I began collecting stereoscopes and stereo cards, and whenever I saw a box full of them at an antique store or fair, I just had to look through the whole box. I collected all types of cards, and tried to find out as much as I could about their history. Stereography amazed me. Sure, I had Viewmasters when I was a kid, but I guess I was never impressed with the quality or the subject matter. Maybe I was drawn more to the Victorian stereo views because of my interest in both history and photography. Stereo cards were a very affordable way to collect early original photographic items, while peeking into an era long past.
First, a little history. Stereo photography came about not long after the dawn of photography itself. A stereoscope was on display at the Crystal Palace Exhibition in 1851, and Queen Victoria really took to the idea. Soon, stereoscopes became very popular in England. At first, they were made in the prevailing photographic medium, the daguerreotype. These were soon modified to become positive images on glass, and were viewed through Brewster stereoscopes, models with the light source coming from behind. In the late 1850's, Oliver Wendell Holmes invented a handheld stereoscope, which really took off in America. Paper card stereo views were produced from the early 1850's until the 1930's. Through the years, stereo views were made in almost every medium known to photography. Millions of different views were created throughout the world during the Victorian era.
From tabletop models, to backlit and handheld models, and even penny arcade models which stood on the floor and were loaded with hundreds of views to flip through, stereo photography was a hit. Every family had a viewer and some stereo views. Sets of stereo cards could be bought around different themes. The most widely successful theme was travel photography. The great stereoscopic manufacturers sent their photographers to all the corners of the world to bring back views. Other popular themes included comic views, natural and manmade disasters, the Civil War, exhibitions, and views of celebrities. Different types of stereographic cameras were also produced and perfected during this time. Stereo photography died out around 1930, then resurfaced in the 1950's when Viewmasters, Realist cameras and 3D movies were the rage.

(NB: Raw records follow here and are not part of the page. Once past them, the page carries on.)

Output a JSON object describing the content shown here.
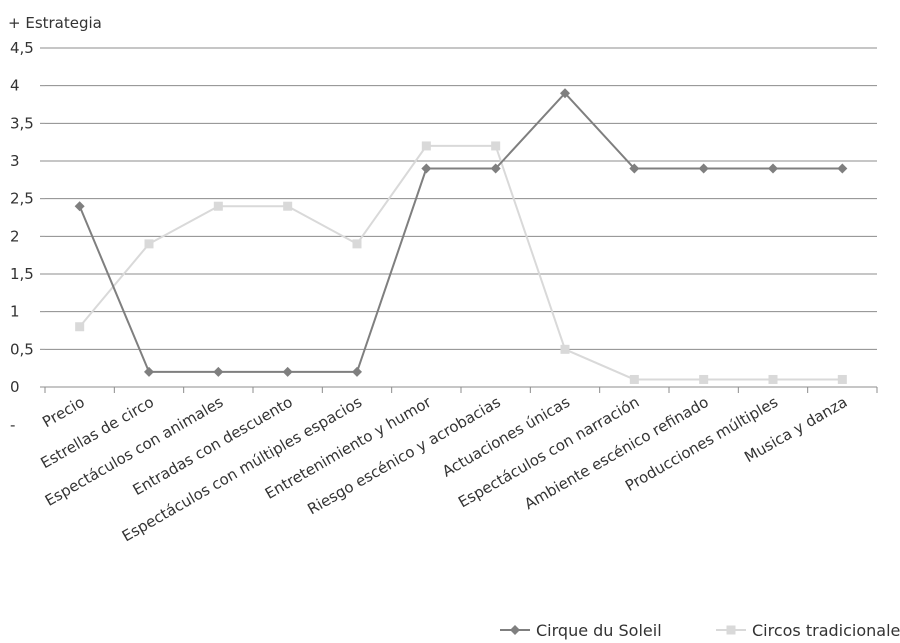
{
  "chart_data": {
    "type": "line",
    "top_label": "+ Estrategia",
    "bottom_label": "-",
    "categories": [
      "Precio",
      "Estrellas de circo",
      "Espectáculos con animales",
      "Entradas con descuento",
      "Espectáculos con múltiples espacios",
      "Entretenimiento y humor",
      "Riesgo escénico y acrobacias",
      "Actuaciones únicas",
      "Espectáculos con narración",
      "Ambiente escénico refinado",
      "Producciones múltiples",
      "Musica y danza"
    ],
    "series": [
      {
        "name": "Cirque du Soleil",
        "color": "#7f7f7f",
        "marker": "diamond",
        "values": [
          2.4,
          0.2,
          0.2,
          0.2,
          0.2,
          2.9,
          2.9,
          3.9,
          2.9,
          2.9,
          2.9,
          2.9
        ]
      },
      {
        "name": "Circos tradicionales",
        "color": "#d9d9d9",
        "marker": "square",
        "values": [
          0.8,
          1.9,
          2.4,
          2.4,
          1.9,
          3.2,
          3.2,
          0.5,
          0.1,
          0.1,
          0.1,
          0.1
        ]
      }
    ],
    "yticks": [
      "0",
      "0,5",
      "1",
      "1,5",
      "2",
      "2,5",
      "3",
      "3,5",
      "4",
      "4,5"
    ],
    "ylim": [
      0,
      4.5
    ],
    "grid": true,
    "legend_position": "bottom-right"
  }
}
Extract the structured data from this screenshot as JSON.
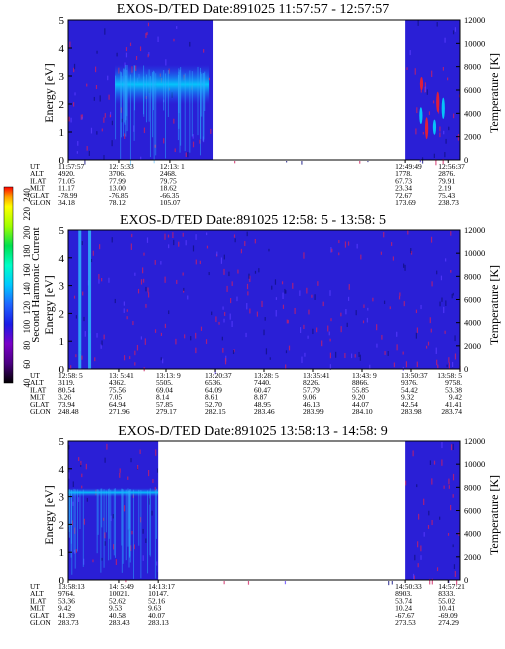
{
  "colorbar": {
    "label": "Second Harmonic Current",
    "ticks": [
      40,
      60,
      80,
      100,
      120,
      140,
      160,
      180,
      200,
      220,
      240
    ],
    "colors": [
      "#000000",
      "#4b0082",
      "#7a00c8",
      "#1a1ae6",
      "#1e64ff",
      "#00c8ff",
      "#00ffc8",
      "#00e050",
      "#a0ff00",
      "#ffff00",
      "#ffa000",
      "#ff0000"
    ]
  },
  "chart_data": [
    {
      "type": "heatmap",
      "title": "EXOS-D/TED   Date:891025  11:57:57 - 12:57:57",
      "ylabel": "Energy [eV]",
      "ylim": [
        0,
        5
      ],
      "yticks": [
        "0",
        "1",
        "2",
        "3",
        "4",
        "5"
      ],
      "y2label": "Temperature [K]",
      "y2lim": [
        0,
        12000
      ],
      "y2ticks": [
        "0",
        "2000",
        "4000",
        "6000",
        "8000",
        "10000",
        "12000"
      ],
      "data_gaps": [
        [
          0.37,
          0.86
        ]
      ],
      "features": [
        {
          "kind": "band",
          "x0": 0.12,
          "x1": 0.36,
          "y0": 2.0,
          "y1": 3.4,
          "note": "enhanced emission"
        },
        {
          "kind": "spikes",
          "x0": 0.86,
          "x1": 1.0
        }
      ],
      "table": {
        "row_labels": [
          "UT",
          "ALT",
          "ILAT",
          "MLT",
          "GLAT",
          "GLON"
        ],
        "columns": [
          {
            "x": 0.0,
            "values": [
              "11:57:57",
              "4920.",
              "71.05",
              "11.17",
              "-78.99",
              "34.18"
            ]
          },
          {
            "x": 0.13,
            "values": [
              "12: 5:33",
              "3706.",
              "77.99",
              "13.00",
              "-76.85",
              "78.12"
            ]
          },
          {
            "x": 0.26,
            "values": [
              "12:13: 1",
              "2468.",
              "79.75",
              "18.62",
              "-66.35",
              "105.07"
            ]
          },
          {
            "x": 0.86,
            "values": [
              "12:49:49",
              "1778.",
              "67.73",
              "23.34",
              "72.67",
              "173.69"
            ]
          },
          {
            "x": 0.97,
            "values": [
              "12:56:37",
              "2876.",
              "79.91",
              "2.19",
              "75.43",
              "238.73"
            ]
          }
        ]
      }
    },
    {
      "type": "heatmap",
      "title": "EXOS-D/TED   Date:891025  12:58: 5 - 13:58: 5",
      "ylabel": "Energy [eV]",
      "ylim": [
        0,
        5
      ],
      "yticks": [
        "0",
        "1",
        "2",
        "3",
        "4",
        "5"
      ],
      "y2label": "Temperature [K]",
      "y2lim": [
        0,
        12000
      ],
      "y2ticks": [
        "0",
        "2000",
        "4000",
        "6000",
        "8000",
        "10000",
        "12000"
      ],
      "data_gaps": [],
      "features": [
        {
          "kind": "lines",
          "x": [
            0.03,
            0.055
          ],
          "note": "vertical bursts"
        }
      ],
      "table": {
        "row_labels": [
          "UT",
          "ALT",
          "ILAT",
          "MLT",
          "GLAT",
          "GLON"
        ],
        "columns": [
          {
            "x": 0.0,
            "values": [
              "12:58: 5",
              "3119.",
              "80.54",
              "3.26",
              "73.94",
              "248.48"
            ]
          },
          {
            "x": 0.13,
            "values": [
              "13: 5:41",
              "4362.",
              "75.56",
              "7.05",
              "64.94",
              "271.96"
            ]
          },
          {
            "x": 0.25,
            "values": [
              "13:13: 9",
              "5505.",
              "69.04",
              "8.14",
              "57.85",
              "279.17"
            ]
          },
          {
            "x": 0.375,
            "values": [
              "13:20:37",
              "6536.",
              "64.09",
              "8.61",
              "52.70",
              "282.15"
            ]
          },
          {
            "x": 0.5,
            "values": [
              "13:28: 5",
              "7440.",
              "60.47",
              "8.87",
              "48.95",
              "283.46"
            ]
          },
          {
            "x": 0.625,
            "values": [
              "13:35:41",
              "8226.",
              "57.79",
              "9.06",
              "46.13",
              "283.99"
            ]
          },
          {
            "x": 0.75,
            "values": [
              "13:43: 9",
              "8866.",
              "55.85",
              "9.20",
              "44.07",
              "284.10"
            ]
          },
          {
            "x": 0.875,
            "values": [
              "13:50:37",
              "9376.",
              "54.42",
              "9.32",
              "42.54",
              "283.98"
            ]
          },
          {
            "x": 1.0,
            "values": [
              "13:58: 5",
              "9758.",
              "53.38",
              "9.42",
              "41.41",
              "283.74"
            ]
          }
        ]
      }
    },
    {
      "type": "heatmap",
      "title": "EXOS-D/TED   Date:891025  13:58:13 - 14:58: 9",
      "ylabel": "Energy [eV]",
      "ylim": [
        0,
        5
      ],
      "yticks": [
        "0",
        "1",
        "2",
        "3",
        "4",
        "5"
      ],
      "y2label": "Temperature [K]",
      "y2lim": [
        0,
        12000
      ],
      "y2ticks": [
        "0",
        "2000",
        "4000",
        "6000",
        "8000",
        "10000",
        "12000"
      ],
      "data_gaps": [
        [
          0.23,
          0.86
        ]
      ],
      "features": [
        {
          "kind": "band",
          "x0": 0.0,
          "x1": 0.23,
          "y0": 3.0,
          "y1": 3.3,
          "note": "narrow line"
        }
      ],
      "table": {
        "row_labels": [
          "UT",
          "ALT",
          "ILAT",
          "MLT",
          "GLAT",
          "GLON"
        ],
        "columns": [
          {
            "x": 0.0,
            "values": [
              "13:58:13",
              "9764.",
              "53.36",
              "9.42",
              "41.39",
              "283.73"
            ]
          },
          {
            "x": 0.13,
            "values": [
              "14: 5:49",
              "10021.",
              "52.62",
              "9.53",
              "40.58",
              "283.43"
            ]
          },
          {
            "x": 0.23,
            "values": [
              "14:13:17",
              "10147.",
              "52.16",
              "9.63",
              "40.07",
              "283.13"
            ]
          },
          {
            "x": 0.86,
            "values": [
              "14:50:33",
              "8903.",
              "53.74",
              "10.24",
              "-67.67",
              "273.53"
            ]
          },
          {
            "x": 0.97,
            "values": [
              "14:57:21",
              "8333.",
              "55.02",
              "10.41",
              "-69.09",
              "274.29"
            ]
          }
        ]
      }
    }
  ]
}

What makes a stereo view appear so realistic? We have two eyes, and because our eyes are separated by a couple inches, we see a slightly different image with each eye. The brain melds these images into something we can understand. This separation of our eyes helps us to judge spacial relationships of different objects to each other, because we can see slightly around the objects. Sometimes things in the foreground are so close we have to almost cross our eyes so as to bring both images from each eye into focus. Things in the middle ground are easier to see, and we can tell what items are in front of others. Objects that are a great distance away appear flat because both eyes are virtually seeing the same image, and there is no depth perception. Stereographic photography takes advantage of the way our eyes see two slightly different images. Two photographs are taken, one slightly to the right or left of the other. These images are mounted and viewed with a special viewer that allows the left eye to see one picture and the right eye to see the other. Your brain fuses these images together, just as it would if you were viewing the images live, and you get the effect of seeing the image as if you were really there.